Grupo Herdez SAB de CV (GUZOF) Q4 2024 Earnings Call Highlights: Resilient Performance Amid ...

In This Article:

  • Net Sales (Q4 2024): MXN9.9 billion, up 0.9%.

  • Net Sales (Full Year 2024): MXN37.4 billion, up 3.3%.

  • Gross Margin: 40%, up 1.1 percentage points.

  • Operating Income: MXN5.3 billion, up 5.1%.

  • Operating Margin: 14.1%.

  • Net Income: MXN3.3 billion, in line with the previous year.

  • Cash on Hand (Year-End): MXN3.3 billion, up MXN1.3 billion.

  • Interest-Bearing Liabilities: MXN9.5 billion.

  • Dividends: MXN487 million.

  • Share Buybacks: Almost MXN400 million.

  • Water Consumption Reduction: 2.06 per ton, 1.9% below target.

  • Impulse Segment Growth (2025 Estimate): Over 20%.

  • CapEx (2025 Estimate): MXN1.5 billion to MXN1.8 billion.

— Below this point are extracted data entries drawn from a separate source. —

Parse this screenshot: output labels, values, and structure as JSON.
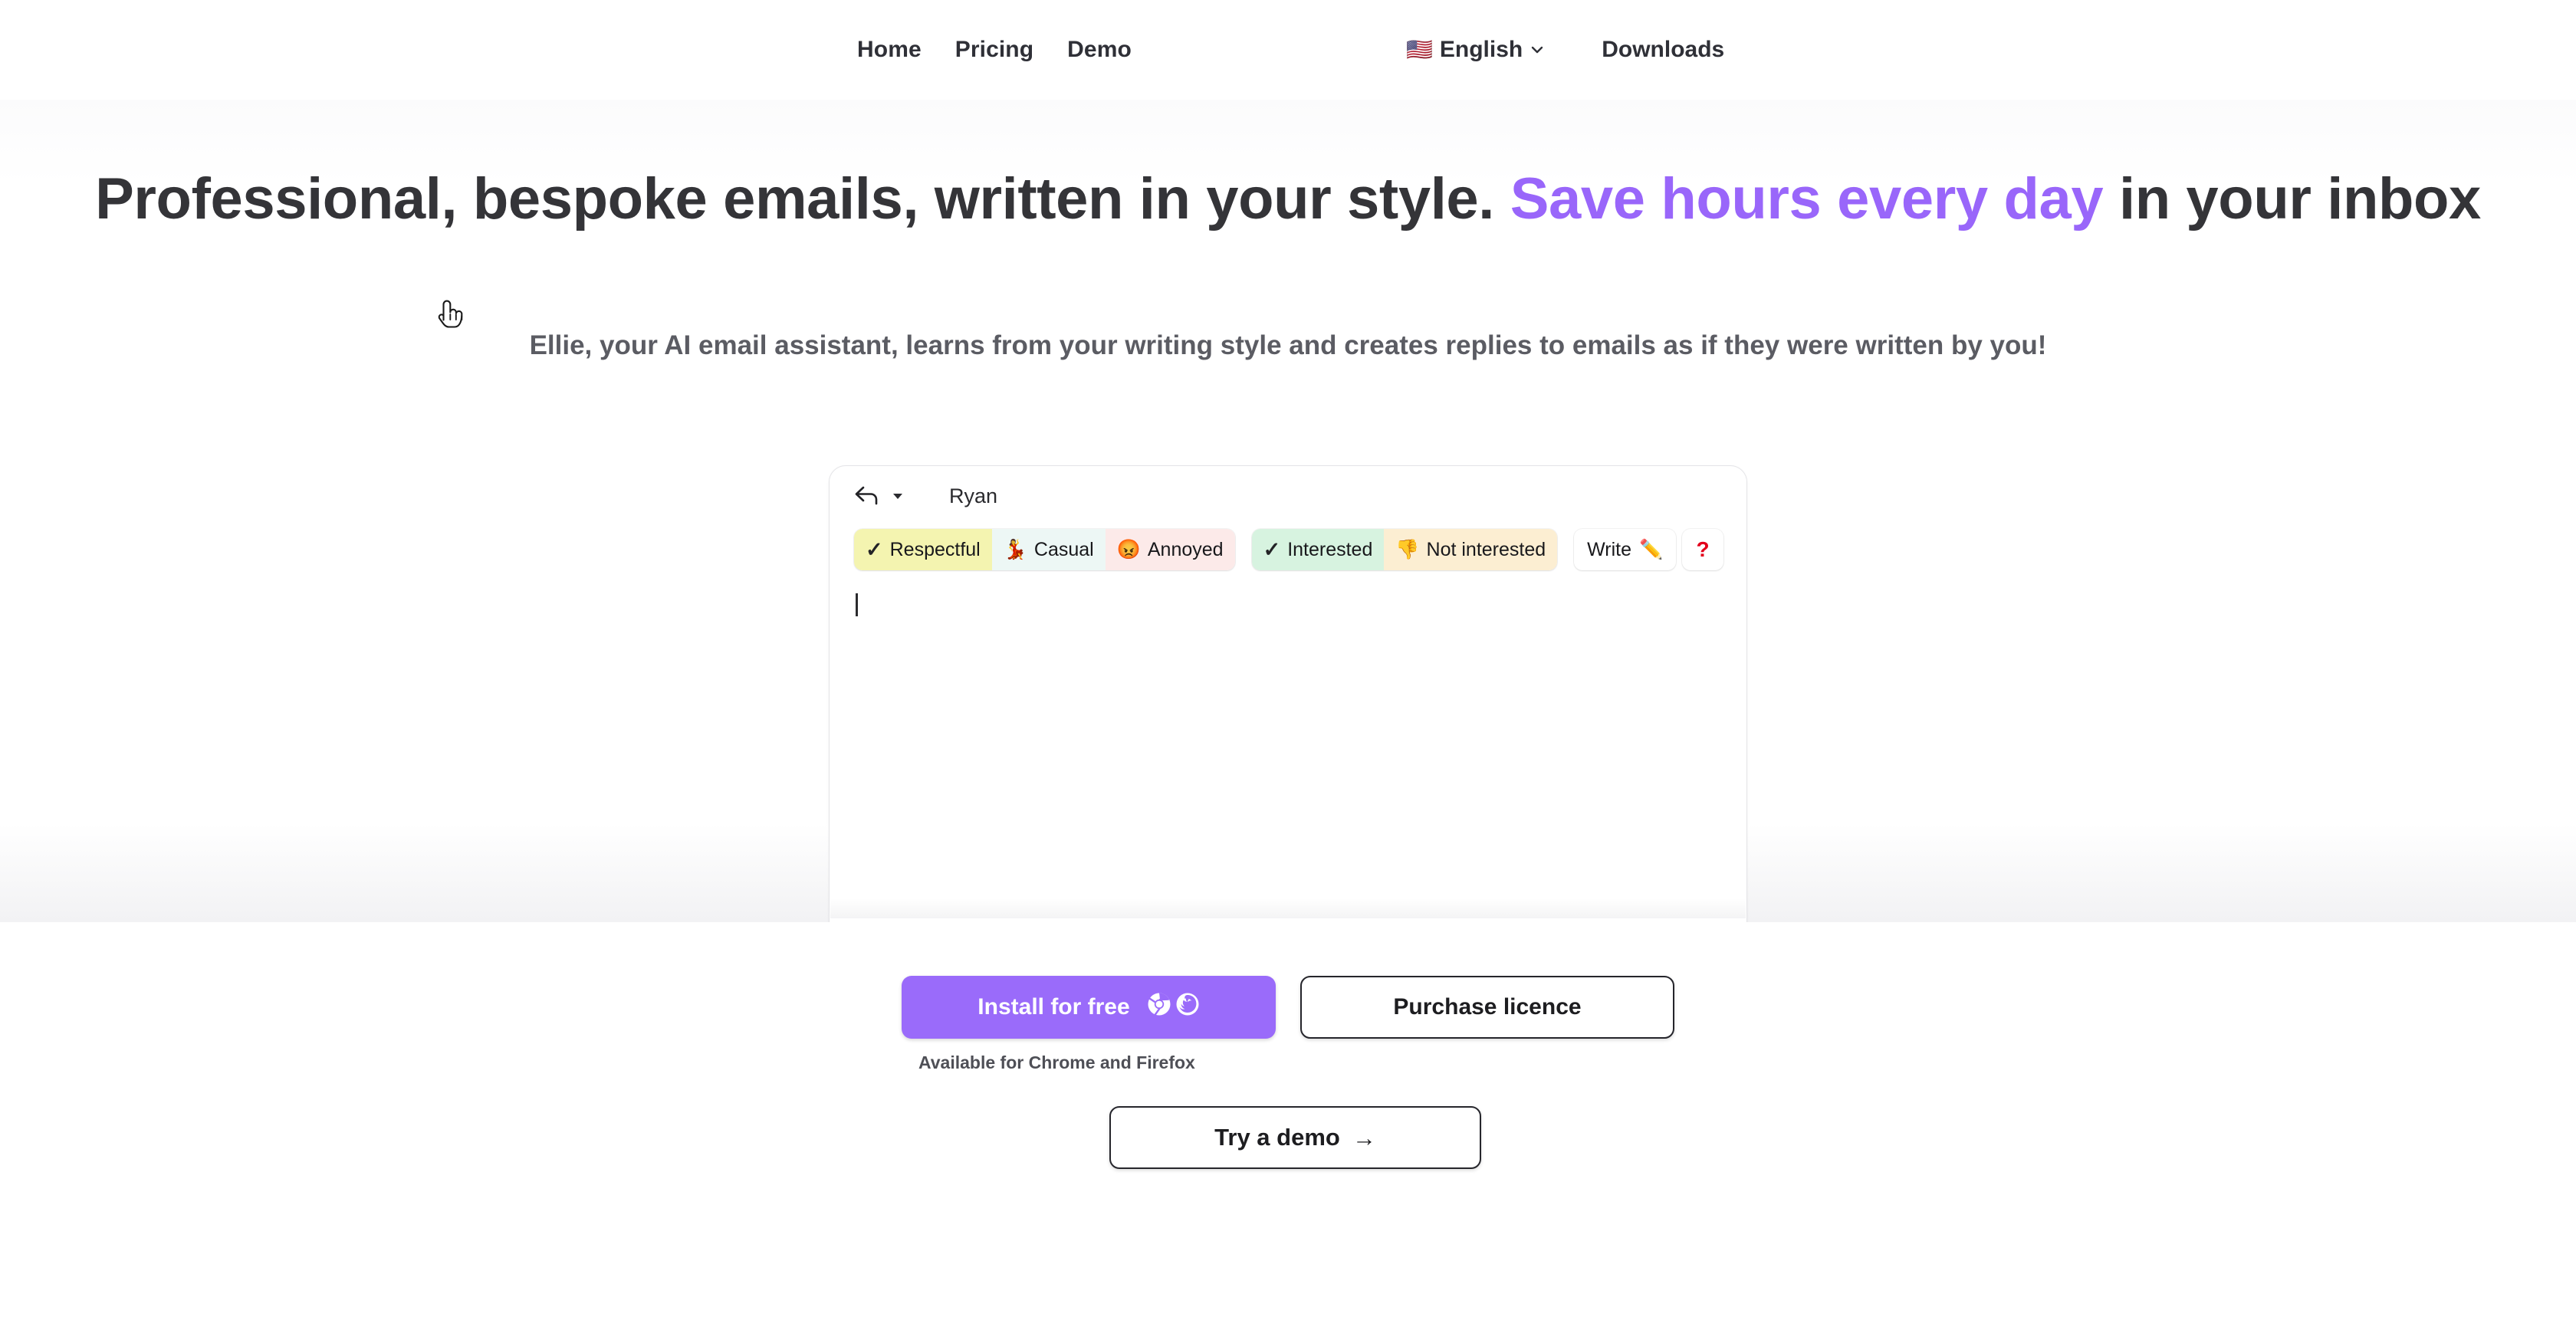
{
  "header": {
    "nav_links": [
      {
        "label": "Home",
        "name": "nav-link-home"
      },
      {
        "label": "Pricing",
        "name": "nav-link-pricing"
      },
      {
        "label": "Demo",
        "name": "nav-link-demo"
      }
    ],
    "language": {
      "flag": "🇺🇸",
      "label": "English",
      "chevron": "chevron-down-icon"
    },
    "downloads_label": "Downloads"
  },
  "hero": {
    "headline_part1": "Professional, bespoke emails, written in your style. ",
    "headline_accent": "Save hours every day",
    "headline_part2": " in your inbox",
    "subtitle": "Ellie, your AI email assistant, learns from your writing style and creates replies to emails as if they were written by you!",
    "accent_color": "#9966fa"
  },
  "composer": {
    "reply_icon": "reply-arrow-icon",
    "reply_caret": "caret-down-icon",
    "recipient": "Ryan",
    "tone_group_1": [
      {
        "emoji": "✓",
        "label": "Respectful",
        "bg": "#f4f4b0",
        "is_check": true
      },
      {
        "emoji": "💃",
        "label": "Casual",
        "bg": "#edf7f5",
        "is_check": false
      },
      {
        "emoji": "😡",
        "label": "Annoyed",
        "bg": "#fceae9",
        "is_check": false
      }
    ],
    "tone_group_2": [
      {
        "emoji": "✓",
        "label": "Interested",
        "bg": "#d7f3e0",
        "is_check": true
      },
      {
        "emoji": "👎",
        "label": "Not interested",
        "bg": "#fceed2",
        "is_check": false
      }
    ],
    "write_button": {
      "label": "Write",
      "emoji": "✏️"
    },
    "help_button": {
      "label": "?",
      "color": "#e3001b"
    },
    "body_text": ""
  },
  "cta": {
    "install_label": "Install for free",
    "install_bg": "#9a6bfa",
    "browser_icons": [
      "chrome-icon",
      "firefox-icon"
    ],
    "purchase_label": "Purchase licence",
    "available_note": "Available for Chrome and Firefox",
    "demo_label": "Try a demo",
    "demo_arrow": "→"
  },
  "cursor": {
    "type": "pointer-hand-cursor"
  }
}
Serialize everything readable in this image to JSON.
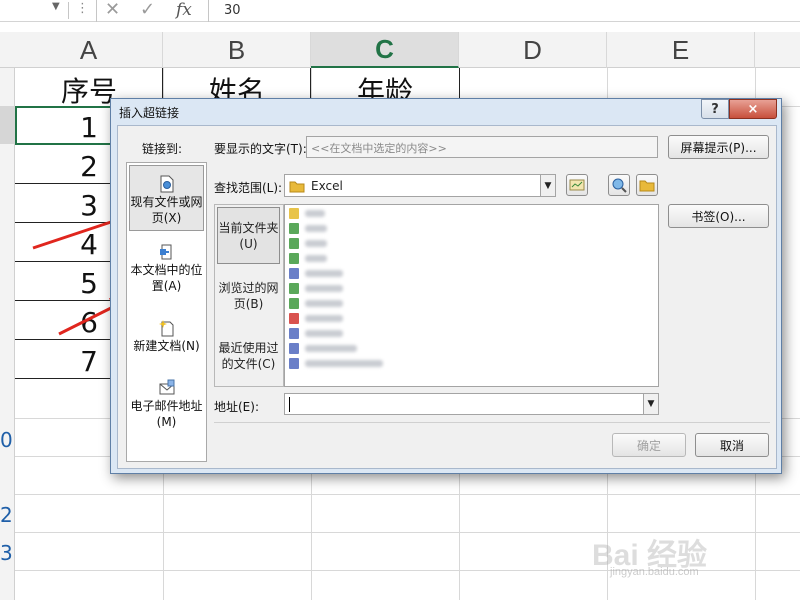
{
  "formula_bar": {
    "value": "30",
    "fx_label": "fx"
  },
  "sheet": {
    "columns": [
      "A",
      "B",
      "C",
      "D",
      "E"
    ],
    "active_column": "C",
    "headers": [
      "序号",
      "姓名",
      "年龄"
    ],
    "row_numbers": [
      "1",
      "2",
      "3",
      "4",
      "5",
      "6",
      "7"
    ]
  },
  "dialog": {
    "title": "插入超链接",
    "help_label": "?",
    "close_label": "×",
    "link_to_label": "链接到:",
    "text_to_display_label": "要显示的文字(T):",
    "text_to_display_value": "<<在文档中选定的内容>>",
    "screentip_button": "屏幕提示(P)...",
    "look_in_label": "查找范围(L):",
    "look_in_value": "Excel",
    "bookmark_button": "书签(O)...",
    "address_label": "地址(E):",
    "address_value": "",
    "ok_button": "确定",
    "cancel_button": "取消",
    "link_types": [
      {
        "label": "现有文件或网页(X)",
        "icon": "web-file-icon",
        "selected": true
      },
      {
        "label": "本文档中的位置(A)",
        "icon": "document-place-icon",
        "selected": false
      },
      {
        "label": "新建文档(N)",
        "icon": "new-document-icon",
        "selected": false
      },
      {
        "label": "电子邮件地址(M)",
        "icon": "email-icon",
        "selected": false
      }
    ],
    "nav_tabs": [
      {
        "label": "当前文件夹(U)",
        "selected": true
      },
      {
        "label": "浏览过的网页(B)",
        "selected": false
      },
      {
        "label": "最近使用过的文件(C)",
        "selected": false
      }
    ],
    "file_icon_colors": [
      "#e8c44a",
      "#5aa85a",
      "#5aa85a",
      "#5aa85a",
      "#6a7fc8",
      "#5aa85a",
      "#5aa85a",
      "#d9534f",
      "#6a7fc8",
      "#6a7fc8",
      "#6a7fc8"
    ]
  },
  "watermark": {
    "brand": "Bai 经验",
    "url": "jingyan.baidu.com"
  }
}
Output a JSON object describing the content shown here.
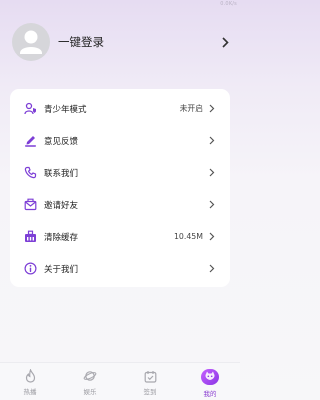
{
  "status": {
    "badge": "0.0K/s"
  },
  "profile": {
    "login_label": "一键登录"
  },
  "menu": {
    "items": [
      {
        "label": "青少年模式",
        "value": "未开启",
        "icon": "user-shield-icon"
      },
      {
        "label": "意见反馈",
        "value": "",
        "icon": "pen-feedback-icon"
      },
      {
        "label": "联系我们",
        "value": "",
        "icon": "phone-icon"
      },
      {
        "label": "邀请好友",
        "value": "",
        "icon": "envelope-icon"
      },
      {
        "label": "清除缓存",
        "value": "10.45M",
        "icon": "cache-icon"
      },
      {
        "label": "关于我们",
        "value": "",
        "icon": "info-icon"
      }
    ]
  },
  "tabbar": {
    "tabs": [
      {
        "label": "热播",
        "icon": "flame-icon",
        "active": false
      },
      {
        "label": "娱乐",
        "icon": "planet-icon",
        "active": false
      },
      {
        "label": "签到",
        "icon": "calendar-icon",
        "active": false
      },
      {
        "label": "我的",
        "icon": "cat-face-icon",
        "active": true
      }
    ]
  },
  "colors": {
    "accent": "#8a36e4",
    "icon_purple": "#7d3fd6",
    "background_top": "#e6dcf2"
  }
}
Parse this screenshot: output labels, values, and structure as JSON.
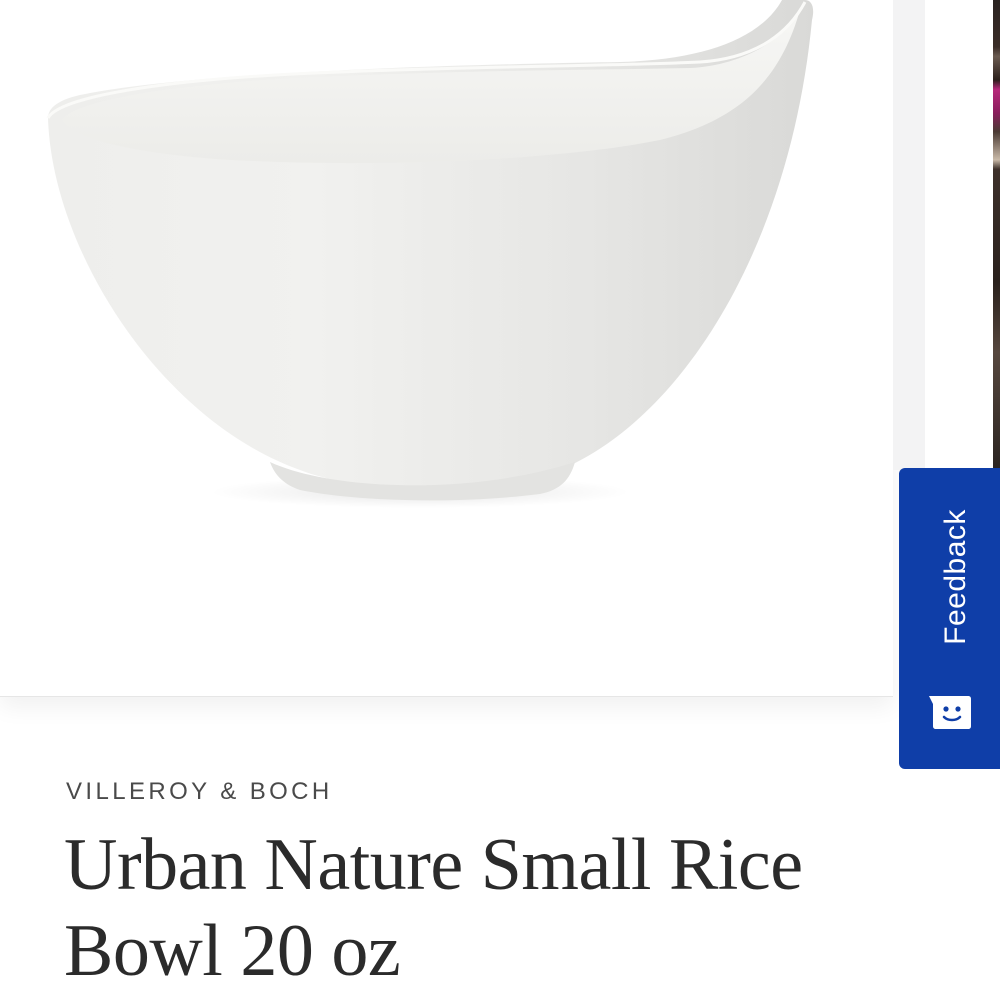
{
  "product": {
    "brand": "VILLEROY & BOCH",
    "title": "Urban Nature Small Rice Bowl 20 oz",
    "image_icon": "white-bowl-image"
  },
  "feedback_tab": {
    "label": "Feedback",
    "icon": "smiley-chat-icon",
    "color": "#0f3ea8"
  },
  "colors": {
    "background": "#ffffff",
    "text_primary": "#2b2b2b",
    "text_brand": "#4a4a4a"
  }
}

Release Date: February 20, 2025

For the complete transcript of the earnings call, please refer to the full earnings call transcript.

Positive Points

  • Grupo Herdez SAB de CV (GUZOF) achieved a record net sales of MXN37.4 billion for the full year, marking a 3.3% increase compared to the previous year.

  • The Exports segment showed strong performance with a 19.8% growth in the fourth quarter.

  • The company reported a gross margin increase to 40%, up by 1.1 percentage points, attributed to higher volumes and lower soybean oil costs.

  • Grupo Herdez SAB de CV (GUZOF) demonstrated resilience through tactical initiatives, cost management, and efficient working capital, resulting in unprecedented free cash flow.

  • The Impulse segment is expected to grow over 20% in 2025, driven by product innovation and expansion in Nutrisa's commercial category.

Negative Points

  • The fourth quarter faced challenges due to high comparison bases, economic uncertainties, and a soft consumption environment.

  • Preserves segment was impacted by avian flu, leading to salted egg yolk shortages and limited orders in December.

  • Potential tariffs on Mexican imports could materially impact the US business, affecting pricing and demand for products like avocados and guacamole.

  • Operating margins are expected to experience slight pressures due to input costs, depreciation of the Mexican peso, and expenses related to ERP implementation.

  • The consumer landscape in Mexico remains soft, with high personal debt and reduced disposable income affecting market conditions.

Q & A Highlights

Q: Can you provide an update on MegaMex, specifically regarding Wholly and Don Miguel, and their long-term outlook? A: Gerardo Canavati Miguel, Chief Financial and Technology Officer, explained that MegaMex is showing positive trends with stabilized market dynamics and increased marketing investments. Wholly is dealing with volatile avocado prices, but efforts are underway to mitigate costs by increasing production in Colombia and optimizing supply chains. Don Miguel has turned around with strong demand and improved plant efficiency, offsetting avocado cost pressures.